After completing this code pattern, youll comprehend how to:
Load information into Spark DataFrames and use Sparks machine learning library (MLlib) to establish, train and deploy the Spam Filter Model.
Load the information into pandas DataFrames and use Scikit-learn maker discovering library to establish, train and release the Spam Filter Model.
Use the sparkmagics library to link to the remote Spark service in the HDP cluster by means of the Hadoop Integration service.
Use the sparkmagics library to push the python virtual environment containing the Scikit-learn library to the remote HDP cluster via the Hadoop Integration service.
Plan the Spam Filter model as a python egg and distribute the egg to the remote HDP cluster by means of the Hadoop Integration service.
Run the Spam Filter Model (both PySpark and Scikit-learn versions) in the remote HDP cluster making use of the remote Spark context and the remote python virtual environment, all from within IBM Watson Studio Local.
Conserve the Spam Filter Model in the remote HDP cluster and import it back to Watson Studio Local and batch rating, and assess the model.
The spam collection data set is filled into Watson Studio Local as a possession.
The user communicates with the Jupyter notebooks by running them in Watson Studio Local.

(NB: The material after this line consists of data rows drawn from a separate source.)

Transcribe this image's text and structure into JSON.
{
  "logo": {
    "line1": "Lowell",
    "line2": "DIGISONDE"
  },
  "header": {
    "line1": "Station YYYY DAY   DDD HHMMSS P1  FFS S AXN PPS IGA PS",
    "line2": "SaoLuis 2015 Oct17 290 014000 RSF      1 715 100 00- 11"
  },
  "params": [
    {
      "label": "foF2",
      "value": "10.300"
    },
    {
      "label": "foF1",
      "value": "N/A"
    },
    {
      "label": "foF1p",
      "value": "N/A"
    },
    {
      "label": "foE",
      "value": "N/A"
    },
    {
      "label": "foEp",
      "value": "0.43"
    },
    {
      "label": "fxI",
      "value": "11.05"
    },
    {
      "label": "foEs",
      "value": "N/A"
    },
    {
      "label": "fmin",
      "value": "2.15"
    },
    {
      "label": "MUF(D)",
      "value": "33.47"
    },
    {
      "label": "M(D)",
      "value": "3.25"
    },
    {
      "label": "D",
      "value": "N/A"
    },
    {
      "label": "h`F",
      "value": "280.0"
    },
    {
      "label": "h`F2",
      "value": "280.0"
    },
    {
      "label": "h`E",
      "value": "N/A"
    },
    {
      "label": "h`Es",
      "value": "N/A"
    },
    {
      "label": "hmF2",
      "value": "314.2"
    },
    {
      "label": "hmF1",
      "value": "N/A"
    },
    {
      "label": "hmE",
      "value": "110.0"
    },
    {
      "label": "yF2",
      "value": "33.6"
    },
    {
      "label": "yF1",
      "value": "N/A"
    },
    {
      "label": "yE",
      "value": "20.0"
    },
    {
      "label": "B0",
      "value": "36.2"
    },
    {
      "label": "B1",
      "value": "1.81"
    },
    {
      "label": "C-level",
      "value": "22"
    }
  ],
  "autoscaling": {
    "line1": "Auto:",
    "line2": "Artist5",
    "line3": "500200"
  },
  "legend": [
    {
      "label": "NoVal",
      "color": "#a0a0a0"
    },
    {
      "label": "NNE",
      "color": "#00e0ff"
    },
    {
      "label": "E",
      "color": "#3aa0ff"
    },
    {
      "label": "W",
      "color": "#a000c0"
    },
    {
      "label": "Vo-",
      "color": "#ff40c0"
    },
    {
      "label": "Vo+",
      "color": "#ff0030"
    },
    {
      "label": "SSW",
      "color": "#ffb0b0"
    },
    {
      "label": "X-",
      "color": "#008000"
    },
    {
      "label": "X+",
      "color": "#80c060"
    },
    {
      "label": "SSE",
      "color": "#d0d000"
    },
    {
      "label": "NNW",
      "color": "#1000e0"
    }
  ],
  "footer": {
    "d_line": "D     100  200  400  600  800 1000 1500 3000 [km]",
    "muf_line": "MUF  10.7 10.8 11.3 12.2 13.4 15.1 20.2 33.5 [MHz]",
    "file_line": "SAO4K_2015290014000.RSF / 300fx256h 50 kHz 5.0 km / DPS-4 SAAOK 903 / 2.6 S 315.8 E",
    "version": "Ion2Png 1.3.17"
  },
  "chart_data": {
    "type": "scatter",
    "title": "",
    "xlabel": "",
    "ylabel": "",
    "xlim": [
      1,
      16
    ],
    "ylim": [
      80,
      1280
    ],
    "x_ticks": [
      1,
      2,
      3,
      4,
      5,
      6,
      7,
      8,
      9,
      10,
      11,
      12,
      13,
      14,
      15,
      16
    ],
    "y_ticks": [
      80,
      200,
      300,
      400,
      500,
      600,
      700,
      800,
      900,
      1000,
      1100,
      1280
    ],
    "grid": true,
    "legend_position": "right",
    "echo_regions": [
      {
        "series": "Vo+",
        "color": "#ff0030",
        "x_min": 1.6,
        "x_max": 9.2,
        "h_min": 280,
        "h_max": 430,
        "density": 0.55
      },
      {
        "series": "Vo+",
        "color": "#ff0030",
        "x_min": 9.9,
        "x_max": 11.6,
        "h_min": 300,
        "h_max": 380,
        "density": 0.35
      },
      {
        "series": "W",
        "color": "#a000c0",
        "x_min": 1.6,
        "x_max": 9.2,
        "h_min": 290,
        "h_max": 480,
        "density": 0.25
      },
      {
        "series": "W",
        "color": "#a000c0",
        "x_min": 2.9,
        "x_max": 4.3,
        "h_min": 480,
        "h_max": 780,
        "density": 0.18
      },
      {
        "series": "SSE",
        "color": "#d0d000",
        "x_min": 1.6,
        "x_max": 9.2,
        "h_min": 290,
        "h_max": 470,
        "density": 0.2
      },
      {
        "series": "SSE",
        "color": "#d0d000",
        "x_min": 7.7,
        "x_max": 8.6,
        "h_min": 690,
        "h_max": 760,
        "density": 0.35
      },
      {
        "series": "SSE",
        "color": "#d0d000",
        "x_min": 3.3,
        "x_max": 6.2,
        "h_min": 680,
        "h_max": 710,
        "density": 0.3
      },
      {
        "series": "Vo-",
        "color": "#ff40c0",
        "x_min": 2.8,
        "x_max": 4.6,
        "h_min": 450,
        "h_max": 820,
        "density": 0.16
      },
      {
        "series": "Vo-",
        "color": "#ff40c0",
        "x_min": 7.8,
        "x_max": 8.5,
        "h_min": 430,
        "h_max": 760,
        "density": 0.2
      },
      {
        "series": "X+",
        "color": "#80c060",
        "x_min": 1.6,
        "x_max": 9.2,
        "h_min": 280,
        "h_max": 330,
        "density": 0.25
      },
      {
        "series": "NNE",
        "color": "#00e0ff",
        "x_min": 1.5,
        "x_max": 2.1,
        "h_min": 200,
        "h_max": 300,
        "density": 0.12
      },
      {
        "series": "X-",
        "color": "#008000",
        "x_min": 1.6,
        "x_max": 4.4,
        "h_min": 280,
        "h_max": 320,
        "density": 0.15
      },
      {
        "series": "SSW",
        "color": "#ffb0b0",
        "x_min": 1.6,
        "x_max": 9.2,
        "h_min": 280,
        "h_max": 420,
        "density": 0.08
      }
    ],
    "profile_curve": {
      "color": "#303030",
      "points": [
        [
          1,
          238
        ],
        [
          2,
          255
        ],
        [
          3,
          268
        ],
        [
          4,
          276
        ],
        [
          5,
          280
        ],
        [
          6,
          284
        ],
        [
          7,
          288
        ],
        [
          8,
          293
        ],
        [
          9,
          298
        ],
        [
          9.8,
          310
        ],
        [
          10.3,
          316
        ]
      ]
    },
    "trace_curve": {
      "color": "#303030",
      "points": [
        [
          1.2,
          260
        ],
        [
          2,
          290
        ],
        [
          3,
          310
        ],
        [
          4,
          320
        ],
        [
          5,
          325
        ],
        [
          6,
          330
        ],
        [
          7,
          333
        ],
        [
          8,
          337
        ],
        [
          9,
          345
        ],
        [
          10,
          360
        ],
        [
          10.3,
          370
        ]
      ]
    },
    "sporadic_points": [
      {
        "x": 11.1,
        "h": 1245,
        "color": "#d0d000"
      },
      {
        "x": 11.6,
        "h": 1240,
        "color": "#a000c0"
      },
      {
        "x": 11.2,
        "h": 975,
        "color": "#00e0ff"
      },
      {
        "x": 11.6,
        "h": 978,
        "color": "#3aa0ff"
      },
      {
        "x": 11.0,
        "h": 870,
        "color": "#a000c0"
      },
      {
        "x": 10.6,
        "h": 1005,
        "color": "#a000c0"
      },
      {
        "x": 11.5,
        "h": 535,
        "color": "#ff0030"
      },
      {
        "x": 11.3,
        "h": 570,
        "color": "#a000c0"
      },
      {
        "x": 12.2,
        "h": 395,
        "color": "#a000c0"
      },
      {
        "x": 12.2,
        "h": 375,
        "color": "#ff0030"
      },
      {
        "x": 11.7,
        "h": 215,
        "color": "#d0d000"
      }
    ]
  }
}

Watson Studio Local can either use the resources offered in your area or make use of HDP cluster resources by linking to Apache Livy, which belongs of the Hadoop Integration service.
Livy links with the HDP cluster to run Apache Spark or access HDFS files.
Get the comprehensive guidelines in the README file. These steps will show you how to:
Clone the repo.
Develop task in IBM Watson Studio Local.
Create project assets.
Commit changes to Watson Studio Local Master Repository.
Run the note pads noted in each example.